In response to my blog post last week about what I consider to be the perfect holiday present for young kids, I received lots of wonderful emails asking about what other educational holiday gifts I would recommend for youngsters. So this blog post will be devoted to another gift that I consider perfect for young children and amazingly cost-conscious for parents: A bag of coins!
I love this gift idea for several reasons:
- It couldn’t be simpler and is one gift that you don’t have to brave the long lines in toy stores to get.
- It is very easy to adjust the collection of coins to meet any child’s skill level. (For younger children, I might put in only two types of coin - pennies and dimes, for example. Older children can manipulate all four denominations.)
- Kids LOVE playing with money.
- There are a wide variety of games and activities using coins that enhance skill development while being a lot of fun.
- This is an inexpensive gift, but one that children love!
How to create this gift
Making this gift is amazingly easy.
First, find (or sew - it’s not too difficult) a drawstring fabric bag. (If you prefer, a small jar or empty plastic container also works.)
Then simply fill the bag or container with a variety of coins. (My daughter is not comfortable letting her child play with coins from her purse because of the germ factor, and I get that. So I solved that problem by throwing the coins in a small tub of sudsy water before putting them in the bag. Not only are the coins sanitized, but they look shinier too! A simple polish with a vinegar/salt combination also shines up coins!) So your child can make exchanges (five pennies for one nickel, for example, be sure to include an ample amount of each type of coin.
For younger children, I suggest gifting two different bags: one with only two types of coins (pennies and dimes, for example) and a second bag with multiple denominations of coins. Once a child learns how to manipulate the coins in the first bag, it will be easier and less intimidating for him to start playing with multiple different types of coins.
A simple bag of coins can give rise to countless fun and educational games.
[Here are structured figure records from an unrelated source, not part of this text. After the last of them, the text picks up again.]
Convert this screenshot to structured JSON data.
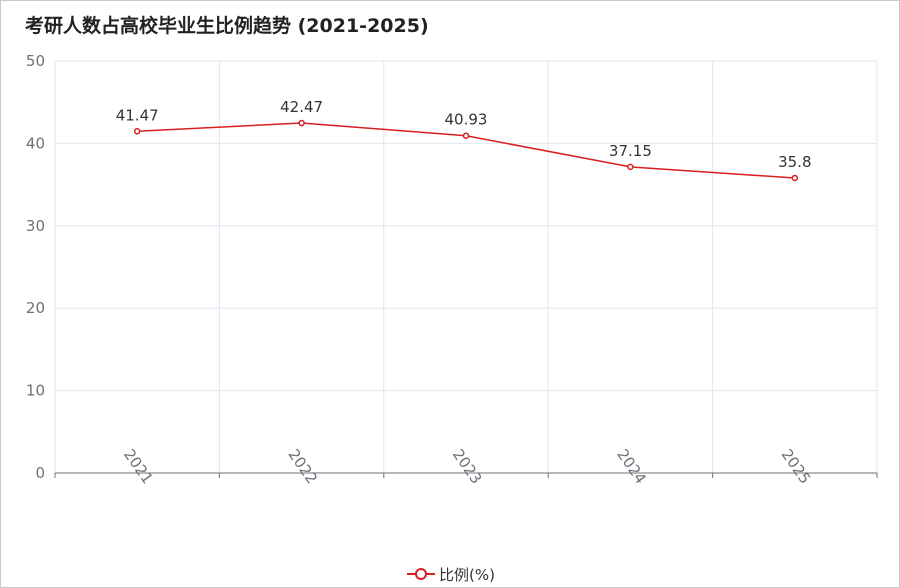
{
  "chart_data": {
    "type": "line",
    "title": "考研人数占高校毕业生比例趋势 (2021-2025)",
    "categories": [
      "2021",
      "2022",
      "2023",
      "2024",
      "2025"
    ],
    "series": [
      {
        "name": "比例(%)",
        "values": [
          41.47,
          42.47,
          40.93,
          37.15,
          35.8
        ],
        "color": "#d81e1e"
      }
    ],
    "y_ticks": [
      "0",
      "10",
      "20",
      "30",
      "40",
      "50"
    ],
    "ylim": [
      0,
      50
    ],
    "xlabel": "",
    "ylabel": "",
    "grid": true,
    "legend_position": "bottom-center",
    "colors": {
      "axis": "#6e7079",
      "grid": "#e0e6f1",
      "series": "#d81e1e"
    }
  }
}
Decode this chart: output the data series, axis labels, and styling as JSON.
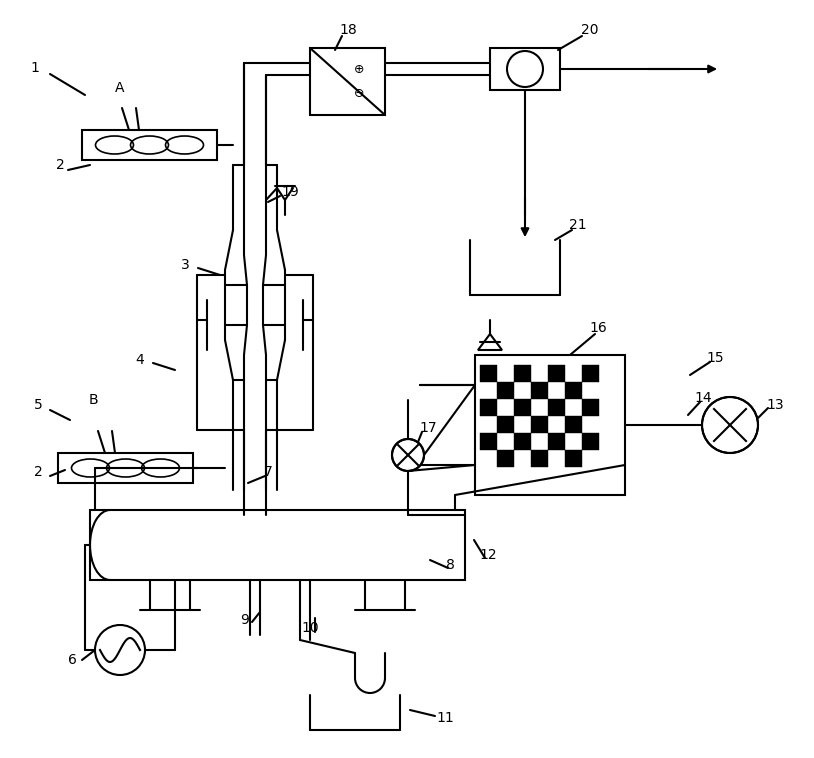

Here are a few of my favorites:
- Counting: Ask your child to simply count the number of coins in the bag.
- Sort the coins: Ask your child to divide the coins into separate piles.
- Stack the coins: Ask your child to stack all of the coins to create a tower. This will provide practice controlling the fine muscles in the fingers. Your child may realize, through trial and error, that the larger coins are best placed at the bottom of the stack. Add some excitement to this game by dividing the pile of coins into two equal piles and race against your child to see who can create a finished stack first.
- Graphing: Now ask your child to count the amount in each pile and record his findings on a graph. Remember to ask your child some important follow-up questions about the completed graph such as: Which group has the most? Which group has the least? Are any groups equivalent?
- Discover the value of the coins: Help your child count the amount of money each pile represents. Counting by ones (pennies) and tens (dimes) is the easiest for children. Then demonstrate how to count the value of the nickels and the quarters.
- Make an Equivalent Chart: Show your child how to create the same amount of money with each type of coin. Fifty cents is a good place to start. Ask your child to show 2 quarters, 5 dimes, 10 nickels and (if you have it) 50 pennies and explain that each pile represents the same amount of money. Then help your child create a poster that tells how many of each coin is needed to create 50 cents. Your child can paste one coin of each denomination on his chart to make it realistic and fun.
- Play Pretend Store: Cut out pictures of toys from catalogs or newspaper ads. Paste each picture on an individual index card and use a bold marker to write a pretend price on the card. You can adjust the price to reflect your child’s skill level counting amounts with coins. Then show your child the cards and allow him to “shop” for toys by using his money to purchase the toy at the price quoted on the card.
- Play Coin War: Ask your child to divide his pile of coins randomly into two equal piles. Put each pile in a cup. Each player closes his eyes and spills a coin from his cup into his empty hand. Then each player shows his coin. The player with the higher amount coin takes both coins and sets them aside. When all the coins in the cup have been spilled out, each player takes his pile of “set aside” coins, puts them back in the empty cup, and the play continues. As in the traditional WAR game with cards, the first player to collect all of the coins wins.
I wish you all a wonderful (and educational) holiday season with the special people in your life!